Um dos grandes desafios da atualidade está no que fazer com a quantidade de lixo eletrônico descartada em todo o mundo. Pelos cálculos do Programa para o Meio Ambiente da ONU (Pnuma), serão 50 milhões de toneladas somente este ano. A maioria do descarte ocorrerá de maneira e em locais inadequados, gerando ainda mais problemas ambientais e de saúde pública.
De olho na possibilidade de reduzir o impacto desse lixo, particularmente nos recursos hídricos, pesquisadores do programa de Pós-Graduação em Agroquímica, do Departamento de Química (DEQ) da UFV, vêm trabalhando uma tecnologia inédita de descontaminação ambiental. A partir da síntese de nanopartículas polimetálicas (com mais de um metal em sua composição) obtidas do resíduo de Placas de Circuito Impresso (PCI) de computadores, eles estão conseguindo degradar diferentes classes de poluentes.
O resultado é tão significativo que, há um ano, a equipe coordenada pela professora Renata Pereira Lopes Moreira entrou com um pedido de registro de patente no Instituto Nacional de Propriedade Industrial (INPI). A síntese de nanopartículas polimetálicas abre, portanto, perspectiva para duas frentes de combate à poluição ambiental: a redução dos resíduos eletrônicos e a descontaminação dos solos e lençóis freáticos.
Embora a equipe também venha fazendo testes importantes com as nanopartículas polimetálicas para remover da água compostos poluentes emergentes, como agroquímicos e fármacos, o foco atual tem sido a degradação de corantes utilizados pela indústria têxtil, uma das mais poluentes do mundo. Esse, inclusive, é o objeto de estudo da doutoranda Mayra Aparecida Nascimento, orientada pela professora Renata e coorientada pelo professor André Fernando de Oliveira. Os testes que a pós-graduanda realizou até agora no Laboratório de Nanomateriais e Química Ambiental (Lanaqua) do DEQ indicaram uma remoção de 500 miligramas de corante por grama de nanomaterial. “Em alguns compostos estudados, a remoção é maior que a obtida com o carvão ativado, uma substância bastante utilizada para adsorção", explica Renata. Segundo ela, o cobre, que, basicamente, constitui a Placa de Circuito Impresso, tem efeito proeminente na remediação de poluentes.

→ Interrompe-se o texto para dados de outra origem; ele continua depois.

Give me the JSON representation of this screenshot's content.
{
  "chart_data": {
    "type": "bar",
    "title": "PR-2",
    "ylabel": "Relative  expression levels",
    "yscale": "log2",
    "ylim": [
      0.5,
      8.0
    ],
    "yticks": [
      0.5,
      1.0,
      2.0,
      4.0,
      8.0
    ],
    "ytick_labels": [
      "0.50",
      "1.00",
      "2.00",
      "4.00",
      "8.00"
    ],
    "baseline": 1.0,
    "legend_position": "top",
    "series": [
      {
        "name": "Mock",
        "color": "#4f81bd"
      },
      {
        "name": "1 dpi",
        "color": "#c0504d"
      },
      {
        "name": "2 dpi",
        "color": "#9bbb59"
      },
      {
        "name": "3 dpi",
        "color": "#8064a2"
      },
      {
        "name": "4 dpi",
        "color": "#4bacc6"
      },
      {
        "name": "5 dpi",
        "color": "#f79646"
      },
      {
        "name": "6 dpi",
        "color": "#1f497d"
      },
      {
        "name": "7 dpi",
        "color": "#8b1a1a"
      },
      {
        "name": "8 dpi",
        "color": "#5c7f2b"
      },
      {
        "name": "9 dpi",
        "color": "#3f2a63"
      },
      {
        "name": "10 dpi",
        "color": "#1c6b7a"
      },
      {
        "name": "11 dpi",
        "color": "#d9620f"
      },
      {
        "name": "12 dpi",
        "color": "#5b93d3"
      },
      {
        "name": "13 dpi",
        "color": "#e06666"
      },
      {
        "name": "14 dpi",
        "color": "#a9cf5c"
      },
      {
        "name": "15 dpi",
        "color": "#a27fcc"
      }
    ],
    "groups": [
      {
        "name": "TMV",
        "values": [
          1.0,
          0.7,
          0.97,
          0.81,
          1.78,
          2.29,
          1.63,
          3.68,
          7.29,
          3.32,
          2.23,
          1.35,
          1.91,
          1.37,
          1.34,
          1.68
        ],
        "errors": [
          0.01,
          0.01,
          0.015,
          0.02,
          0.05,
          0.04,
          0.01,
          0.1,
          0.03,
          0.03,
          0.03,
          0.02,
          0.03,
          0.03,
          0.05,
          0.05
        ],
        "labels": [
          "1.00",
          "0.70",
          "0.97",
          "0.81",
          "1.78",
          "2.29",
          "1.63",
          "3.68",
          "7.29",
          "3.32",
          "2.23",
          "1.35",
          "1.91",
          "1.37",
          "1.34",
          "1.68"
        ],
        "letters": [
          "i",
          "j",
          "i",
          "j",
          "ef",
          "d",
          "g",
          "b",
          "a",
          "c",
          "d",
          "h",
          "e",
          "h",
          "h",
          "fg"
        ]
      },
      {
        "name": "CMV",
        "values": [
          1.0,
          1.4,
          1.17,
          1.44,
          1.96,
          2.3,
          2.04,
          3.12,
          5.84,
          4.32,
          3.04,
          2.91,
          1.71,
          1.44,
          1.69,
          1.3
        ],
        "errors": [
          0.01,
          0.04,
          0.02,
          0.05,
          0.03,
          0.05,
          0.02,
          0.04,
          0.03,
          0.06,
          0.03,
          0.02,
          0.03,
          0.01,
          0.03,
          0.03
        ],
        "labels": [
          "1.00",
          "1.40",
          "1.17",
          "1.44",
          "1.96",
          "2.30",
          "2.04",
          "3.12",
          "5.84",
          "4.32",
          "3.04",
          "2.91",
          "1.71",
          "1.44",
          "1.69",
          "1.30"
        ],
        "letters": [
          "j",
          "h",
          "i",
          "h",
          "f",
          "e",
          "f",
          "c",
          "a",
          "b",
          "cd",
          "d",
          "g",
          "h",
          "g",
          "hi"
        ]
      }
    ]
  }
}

A professora conta que, para a síntese das nanopartículas a partir das PCIs, é necessária uma digestão química prévia do material. Isso significa promover uma dissolução seletiva dos metais presentes na placa e uma posterior adição de reagentes redutores ao meio em pH adequado. No caso da pesquisa da Mayra, não foi preciso juntar placas dos computadores e retirar delas os metais. Em função de uma parceria com o professor Efraim Lázaro Reis, também do Departamento de Química, Mayra trabalhou com os licores (metais já extraídos da placa) cedidos por ele e pela sua ex-orientanda de doutorado, Odilaine Inácio de Carvalho Damasceno.
Vantagens
A professora da UFV ressalta que a degradação por metais de valência zero - também denominados como nanopartículas metálicas (com apenas um metal em sua composição) ou polimetálicas - tem sido considerada promissora no tratamento de resíduos, inclusive de corantes. Elas são capazes de degradar compostos tóxicos, convertendo-os em substâncias menos ou não tóxicas. Além disso, têm a vantagem de poder ser reutilizadas após os processos de degradação, mantendo sua eficiência.
Contudo, Renata Moreira chama a atenção para o fato de que, do ponto de vista de aplicação prática das nanopartículas, os procedimentos de produção utilizam apenas reagentes com grau analítico, isto é, dos sais dos metais de interesse com elevada pureza, o que encarece bastante o processo. No caso das nanopartículas polimetálicas obtidas com as pesquisas que vem orientando, as matérias-primas são os resíduos eletrônicos, que existem em grande quantidade nos lixões das cidades. Portanto, como destaca a professora, “os resíduos geram novos produtos com valor agregado, já que a ideia é utilizá-los na remediação de poluentes”.
Por enquanto, a equipe trabalha com quatro tipos de resíduos: placas de circuito impresso dos computadores, baterias de íon lítio, pilhas alcalinas e bateria de níquel-hidreto metálico. A intenção é produzir materiais que possam ser usados em diferentes estações de tratamento de efluentes. Para a indústria têxtil o produto já mostrou ser bastante promissor. A ideia da professora, que ingressou na UFV em 2013, é avançar nas pesquisas para degradar outros poluentes, antes que alcancem as águas residuais ou de abastecimento público. “É nesse sentido que desejamos seguir nossos estudos. Desejamos também nos mobilizar para que, no futuro, façamos toda a planta de recolhimento do lixo eletrônico. Mas esse é um sonho para ser viabilizado mais para frente”.